Though the announcement does not explicitly say that states will have to buy the vaccines, that seems to be inference, since it does say that manufacturers would make an advance declaration of the price of the vaccines that would be available to state governments and in the open market.
“We are awaiting a formal notification from the Centre. We have not begun the process of procuring the vaccine for the third phase because there needs to be some clarity on pricing. It is the Government of India which will have to fix a certain price or provide a formula,” said a senior health department official in Rajasthan. Gujarat’s state immunisation officer Nayan Jani, too, maintained that without a formal notification and clarity on pricing, no step can be taken in this regard. No major country has allowed Covid-19 vaccines to be available in the open market, nor allowed their prices to be determined by market forces.
Multiple states have also flagged the current shortage of vaccines, which could get aggravated after May 1.

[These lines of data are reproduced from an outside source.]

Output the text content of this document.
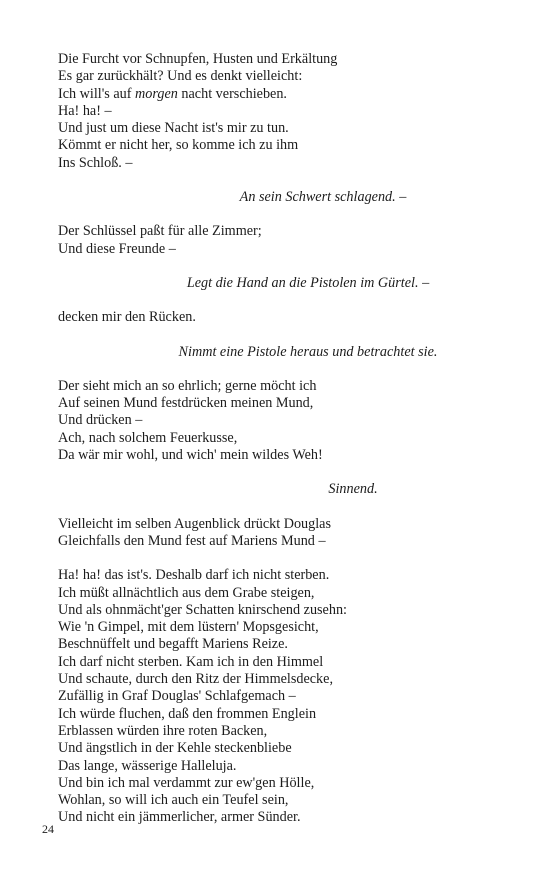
Die Furcht vor Schnupfen, Husten und Erkältung
Es gar zurückhält? Und es denkt vielleicht:
Ich will's auf morgen nacht verschieben.
Ha! ha! –
Und just um diese Nacht ist's mir zu tun.
Kömmt er nicht her, so komme ich zu ihm
Ins Schloß. –
An sein Schwert schlagend. –
Der Schlüssel paßt für alle Zimmer;
Und diese Freunde –
Legt die Hand an die Pistolen im Gürtel. –
decken mir den Rücken.
Nimmt eine Pistole heraus und betrachtet sie.
Der sieht mich an so ehrlich; gerne möcht ich
Auf seinen Mund festdrücken meinen Mund,
Und drücken –
Ach, nach solchem Feuerkusse,
Da wär mir wohl, und wich' mein wildes Weh!
Sinnend.
Vielleicht im selben Augenblick drückt Douglas
Gleichfalls den Mund fest auf Mariens Mund –
Ha! ha! das ist's. Deshalb darf ich nicht sterben.
Ich müßt allnächtlich aus dem Grabe steigen,
Und als ohnmächt'ger Schatten knirschend zusehn:
Wie 'n Gimpel, mit dem lüstern' Mopsgesicht,
Beschnüffelt und begafft Mariens Reize.
Ich darf nicht sterben. Kam ich in den Himmel
Und schaute, durch den Ritz der Himmelsdecke,
Zufällig in Graf Douglas' Schlafgemach –
Ich würde fluchen, daß den frommen Englein
Erblassen würden ihre roten Backen,
Und ängstlich in der Kehle steckenbliebe
Das lange, wässerige Halleluja.
Und bin ich mal verdammt zur ew'gen Hölle,
Wohlan, so will ich auch ein Teufel sein,
Und nicht ein jämmerlicher, armer Sünder.
24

“Monday’s decision is a welcome step as it allows people above 18 to be inoculated. But at the same time, it is like playing with the dynamics of the existing limited supply of the vaccines,” Chhattisgarh health minister TS Singh Deo told Business Standard.
On Tuesday, Maharashtra housing minister Jitendra Awhad tweeted that the state cabinet had unanimously decided to request the Centre to allow Maharashtra to import Covid vaccines available in the international market. “Output of vaccines in India is limited. We have a population of 130 million in the state and local production may not suffice,” he tweeted.
In her letter to Prime Minister Narendra Modi, West Bengal chief minister Mamata Banerjee, too, raised the issue of vaccine shortage and termed Monday’s announcement as “hollow, without substance and a regrettable show of evasion of responsibility by the Central Government at the time of crisis”.
Banerjee stated that the announcement did not address major issues like ensuring the quality, efficacy, and stable supply of the required number of vaccines by the manufacturers and also the price at which they were to be purchased by the states.
“It is apprehended that the announced policy might lead to unscrupulous mechanisms in the market, including pricing of vaccines as it appears to be based on market prices which may put the common people under huge financial burden. More importantly, the supply would also become very erratic because the vaccine manufacturers are hardly prepared to scale up their production capacities to the desired levels to meet the nationwide demand,” Banerjee said in her letter to Modi.
Banerjee has urged the Centre to come up with a “fair, transparent and credible” vaccination policy that addresses all the issues and enables citizens to get vaccinated urgently and at affordable prices. States believe that the Centre should continue to control the price of vaccines and that they should be equitably distributed among them instead of them being asked to buy directly from the manufacturers. This would lead to a substantial rise in the price of vaccines, unless the states decide to subsidise them, which is unlikely, given the financial doldrums most states are in.
Asking the states to buy directly from the manufacturers without any price controls could also lead to a bidding war among them, or even between states and the private sector.
Deo said that not ramping up production and making enough vaccines available to the balance 40 per cent of the population (the 18-45 age group) would be tantamount to doubling the population to be covered by halving the supply.
He also questioned the Centre’s move to back out from providing vaccines to the states in the third phase, especially when there was a budgeted allocation of Rs 30,000 crore for vaccines for the states. The Chhattisgarh chief minister, Deo said, would take up the matter with the Union health minister and ask for a reconsideration.
State government officials say that when the vaccination drive had started, the Centre had targeted 800 million people to be vaccinated and it was supposed to have placed orders for 1.6 billion vaccine shots. So if they now divide it up and make 50 per cent of it go to itself and the balance to the states, it would not be a fair distribution, they say.